Dalam proses ganti rugi ini tahun 2020, tentu melalui kajian panitia pengadaan tanah yang diamanatkan oleh Undang undang Nomor 2 tahun 2012 dan Peraturan Menteri Agraria dan Tata Ruang/Kepala Badan Pertanahan Republik Indonesia Nomor 5 tahun 2012 tentang Pentunjuk Teknis Pelaksanaan Pengadaan Tanah.
Panitia terdiri: Bupati (mulai perencanaan pengadaan tanah, persiapan pengadaan tanah).
Kepala Kejaksaan Negeri Manggarai Barat sebagai tim pengawal dan pengawal pemeritahan dan pembangunan daerah (TP4D), dalam hal ini Kejari memberi pertimbangan hukum terkait proses pengadaan tanah.
Kepala Kantor Badan Pertanahan Manggarai Barat sebagai pelaksana sampai pada tahap penetapan.

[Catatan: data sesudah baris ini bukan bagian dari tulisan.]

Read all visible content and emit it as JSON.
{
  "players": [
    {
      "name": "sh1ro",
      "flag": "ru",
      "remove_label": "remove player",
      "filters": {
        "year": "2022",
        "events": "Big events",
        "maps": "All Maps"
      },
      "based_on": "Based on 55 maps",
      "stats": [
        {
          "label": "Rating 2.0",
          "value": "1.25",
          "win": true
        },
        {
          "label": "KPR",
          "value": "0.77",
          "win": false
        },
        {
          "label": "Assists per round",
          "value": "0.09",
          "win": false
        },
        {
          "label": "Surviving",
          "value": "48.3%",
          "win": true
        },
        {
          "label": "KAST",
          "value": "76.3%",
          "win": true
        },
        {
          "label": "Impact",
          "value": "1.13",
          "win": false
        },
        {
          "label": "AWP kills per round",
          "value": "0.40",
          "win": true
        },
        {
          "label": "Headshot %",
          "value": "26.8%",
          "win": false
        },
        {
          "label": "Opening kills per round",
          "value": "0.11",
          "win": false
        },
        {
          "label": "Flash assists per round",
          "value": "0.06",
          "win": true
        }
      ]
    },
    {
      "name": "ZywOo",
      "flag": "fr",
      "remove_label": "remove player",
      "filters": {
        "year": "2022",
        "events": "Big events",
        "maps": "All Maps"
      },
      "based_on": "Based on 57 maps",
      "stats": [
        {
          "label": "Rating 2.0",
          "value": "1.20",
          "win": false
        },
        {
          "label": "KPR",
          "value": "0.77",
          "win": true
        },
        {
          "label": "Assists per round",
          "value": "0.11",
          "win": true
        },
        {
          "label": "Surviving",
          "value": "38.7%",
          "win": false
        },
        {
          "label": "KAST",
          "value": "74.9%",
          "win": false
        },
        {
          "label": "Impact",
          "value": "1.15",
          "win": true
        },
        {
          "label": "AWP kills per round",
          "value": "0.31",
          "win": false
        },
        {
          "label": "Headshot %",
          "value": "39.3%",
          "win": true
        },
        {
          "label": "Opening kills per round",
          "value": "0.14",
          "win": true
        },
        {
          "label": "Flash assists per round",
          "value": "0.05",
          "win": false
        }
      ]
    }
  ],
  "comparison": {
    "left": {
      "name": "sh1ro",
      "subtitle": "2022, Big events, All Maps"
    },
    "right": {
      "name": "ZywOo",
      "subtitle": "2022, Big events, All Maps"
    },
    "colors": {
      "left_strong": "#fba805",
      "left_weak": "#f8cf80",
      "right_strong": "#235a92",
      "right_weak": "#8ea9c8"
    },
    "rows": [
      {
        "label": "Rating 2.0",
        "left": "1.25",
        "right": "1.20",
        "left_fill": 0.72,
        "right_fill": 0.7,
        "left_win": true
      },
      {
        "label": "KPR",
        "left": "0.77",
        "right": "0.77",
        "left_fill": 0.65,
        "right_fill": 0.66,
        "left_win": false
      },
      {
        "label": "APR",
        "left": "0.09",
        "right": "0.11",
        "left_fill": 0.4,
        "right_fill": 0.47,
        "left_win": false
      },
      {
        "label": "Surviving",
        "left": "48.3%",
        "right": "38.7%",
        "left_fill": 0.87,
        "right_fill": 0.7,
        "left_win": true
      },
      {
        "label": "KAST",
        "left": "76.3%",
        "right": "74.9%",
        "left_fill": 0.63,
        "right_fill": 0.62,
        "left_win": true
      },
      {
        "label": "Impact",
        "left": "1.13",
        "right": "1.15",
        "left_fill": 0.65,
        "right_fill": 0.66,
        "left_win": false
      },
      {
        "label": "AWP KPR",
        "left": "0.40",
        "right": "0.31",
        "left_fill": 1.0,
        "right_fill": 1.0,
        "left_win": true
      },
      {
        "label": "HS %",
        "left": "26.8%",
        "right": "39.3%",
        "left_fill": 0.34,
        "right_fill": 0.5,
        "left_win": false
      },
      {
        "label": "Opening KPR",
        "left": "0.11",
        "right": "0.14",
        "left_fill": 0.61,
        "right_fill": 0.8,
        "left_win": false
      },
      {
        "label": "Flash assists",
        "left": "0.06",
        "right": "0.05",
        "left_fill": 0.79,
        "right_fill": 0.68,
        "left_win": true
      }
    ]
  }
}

Sedangkan pemilik tanah pengganti lainnya, begitu menerima SK tahun 2012 mereka melakukan peralihan hak ke pihak lain dengan jual beli.
Itulah mengapa di lahan pengganti lahan Pemda ini sudah berdiri beberapa bangunan rumah.
Menurut informasi yang saya dapat saat saya turun langsung melihat lokasi ini (Senin, 9 Agustus 2021) sore lalu, bahwa bangunan rumah ini milik salah satu mantan Kepala Cabang Bank NTT dan orang PLN.